As was previously mentioned on this website, I love a good poetry prompt for all the different aspects of my life it can show me. It brings once hidden things about the environment to light. The brain is a powerful machine that will work tirelessly to pull details from the past and present for the task of poems.
I have always loved April for several reasons: new buds on the trees, Starlings in the yard, birdsong, and my mother. When she passed away, poetry month became a dark time for me. Her birthday was April 1st and so for the last six years my poems have been funeral dirges, if I’m honest.

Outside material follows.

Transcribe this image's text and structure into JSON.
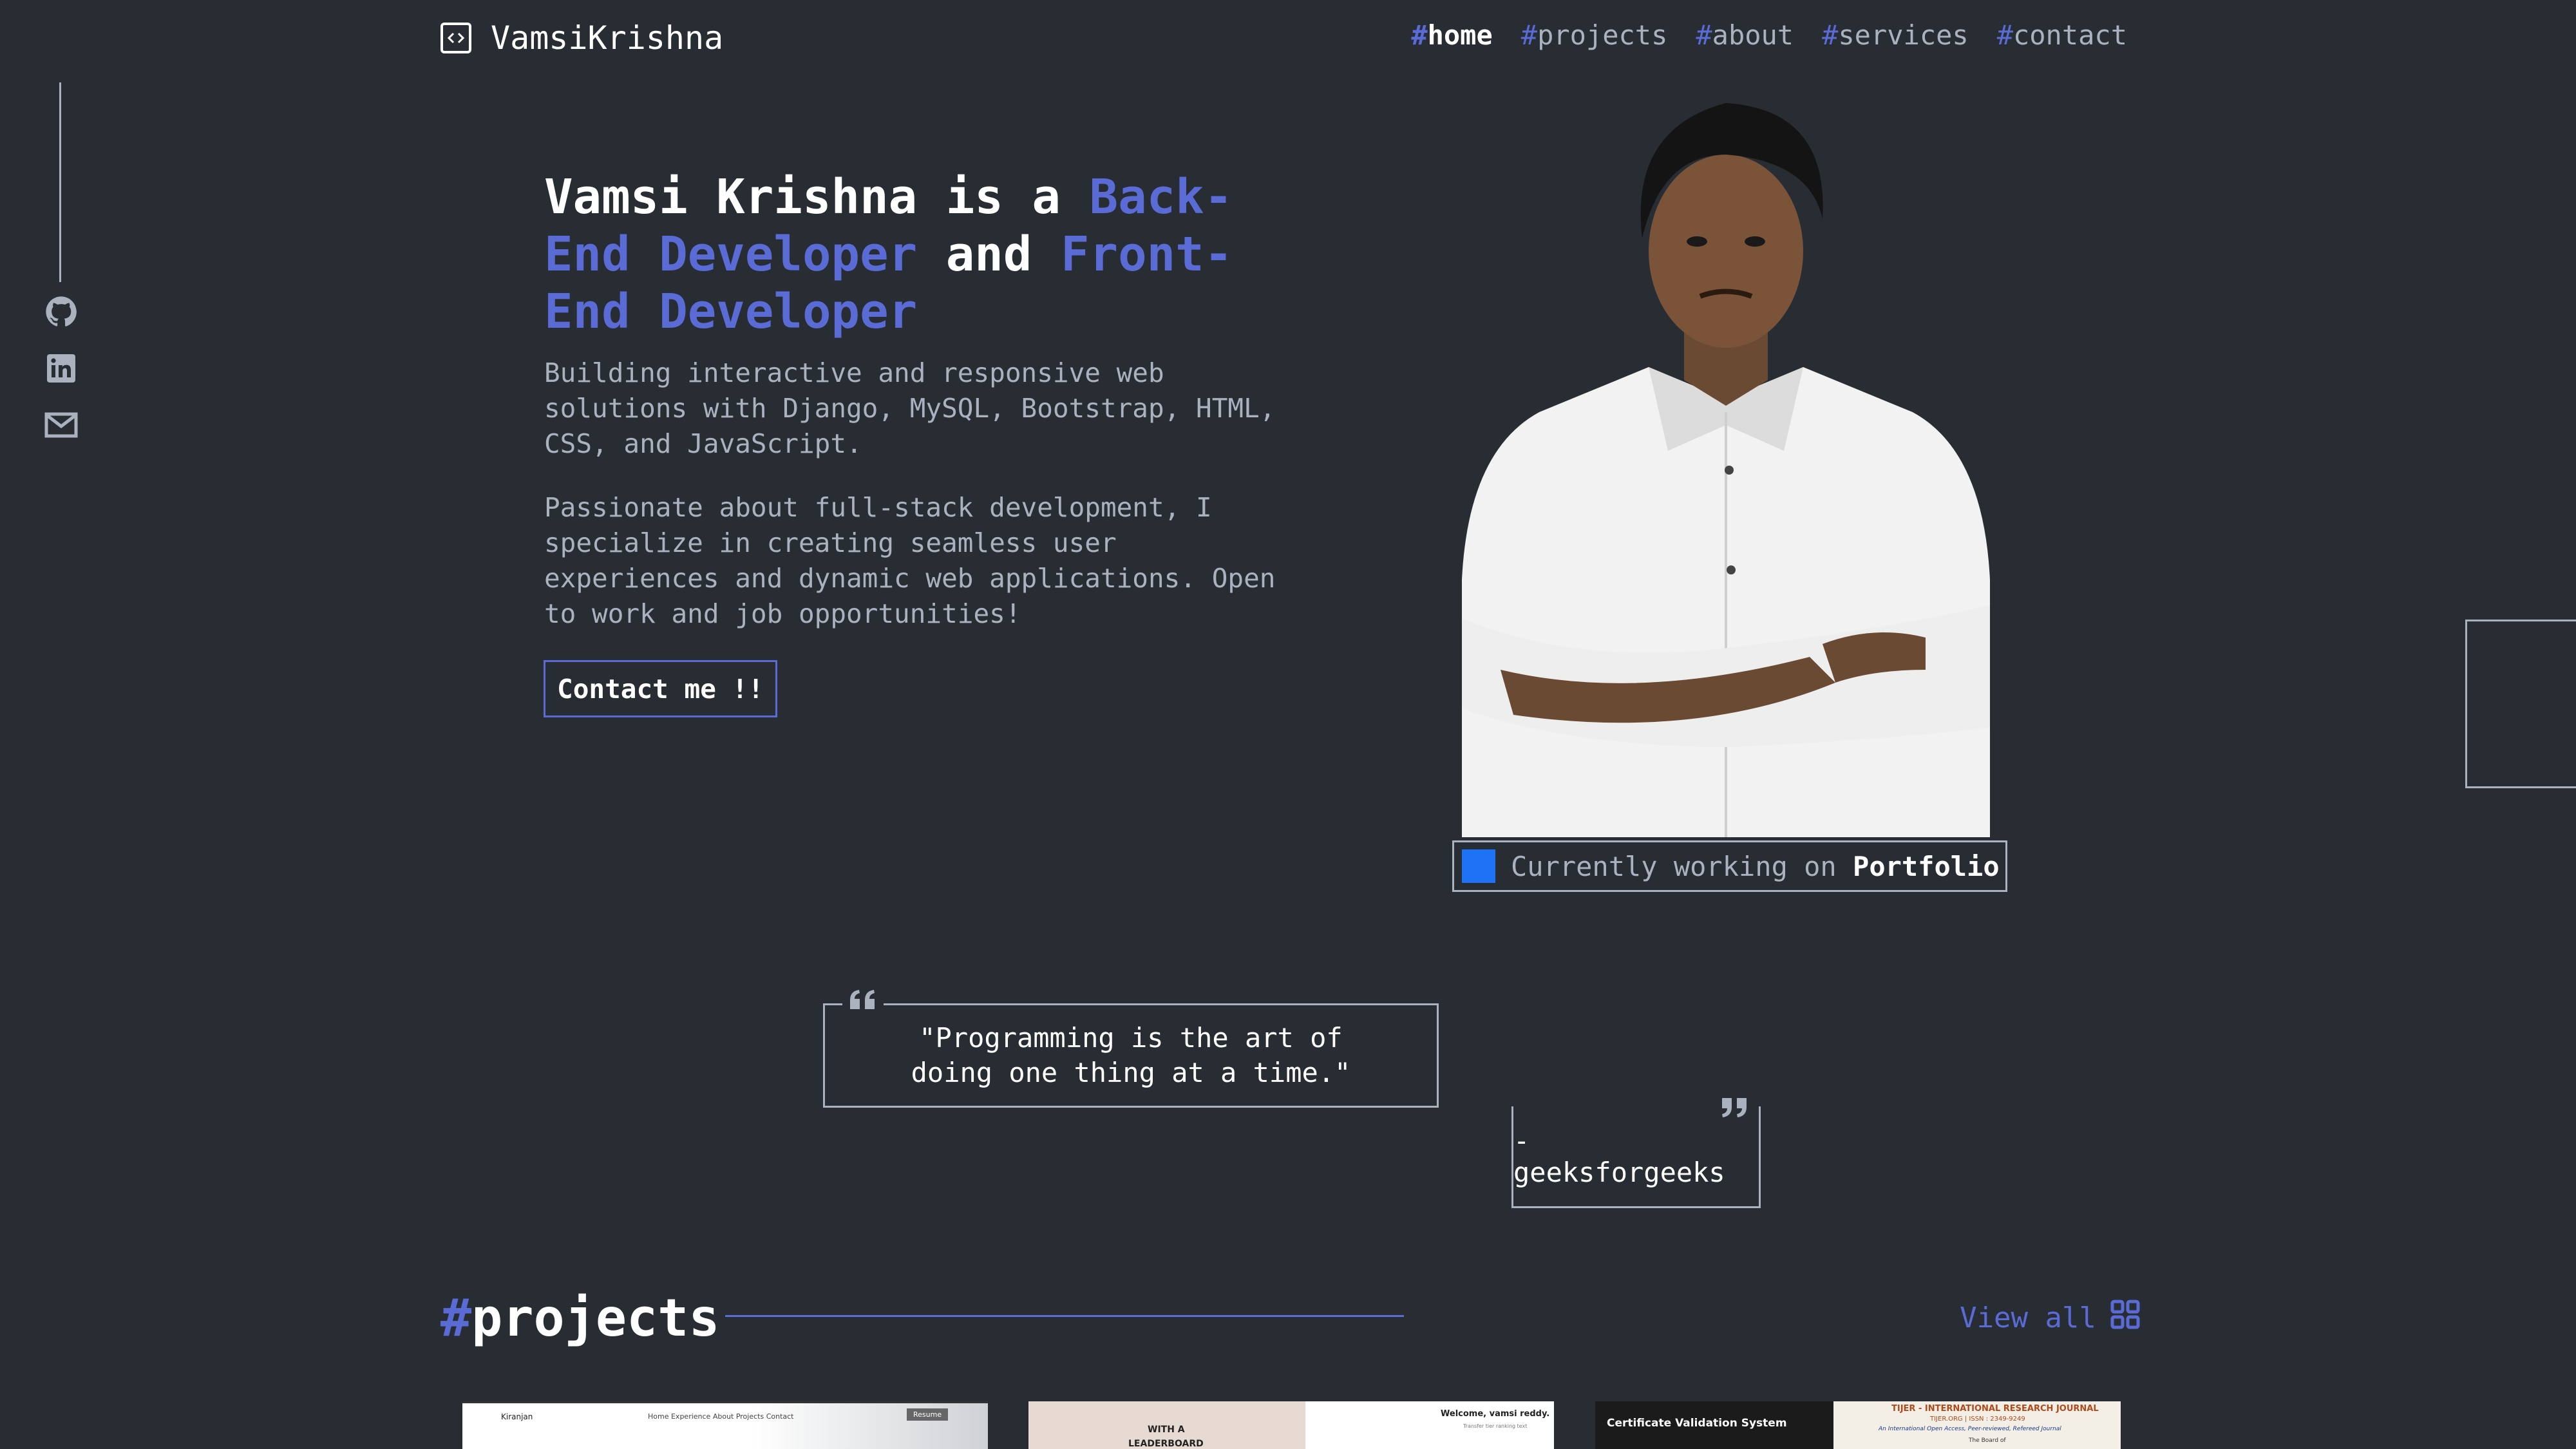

This year I made the distinct decision that I wasn’t going to right another death poem. This year I opened up my palm and let her fly away because I am tired of missing all the things I love about spring. Soon the lilacs will be in bloom and I will be in a fragrant heaven.
Last year, I witnessed a fellow writer’s journey through poetry month. Though I had read and published Jason Huskey’s work before, I didn’t get the full appreciation for his style and the distinct beauty nestled among his lines until poetry month the year before. This year, I am following his prompts for the month to see what is revealed to me in poems. I may share one here from time to time.

I Can’t Stop the Ringing in My Ears
The alley is blanketed in night mist
so heavy it clings to the tiny hairs
on my face, reconstituting
all the tears I’ve ever shed.
Lines blur with groundlessness, a parallel
universe plays out in the haloed street lamps
of past drunken Friday nights when we
stumbled home in fits of laughter.
Secretly our love was dying,
kept alive by the pulsing
of false dreams and manipulation.
Back inside the warmth of a home
we built together, my fingers soberly
stitch flowers in Frida Khalo’s hair
and I dream of what it means to be in love.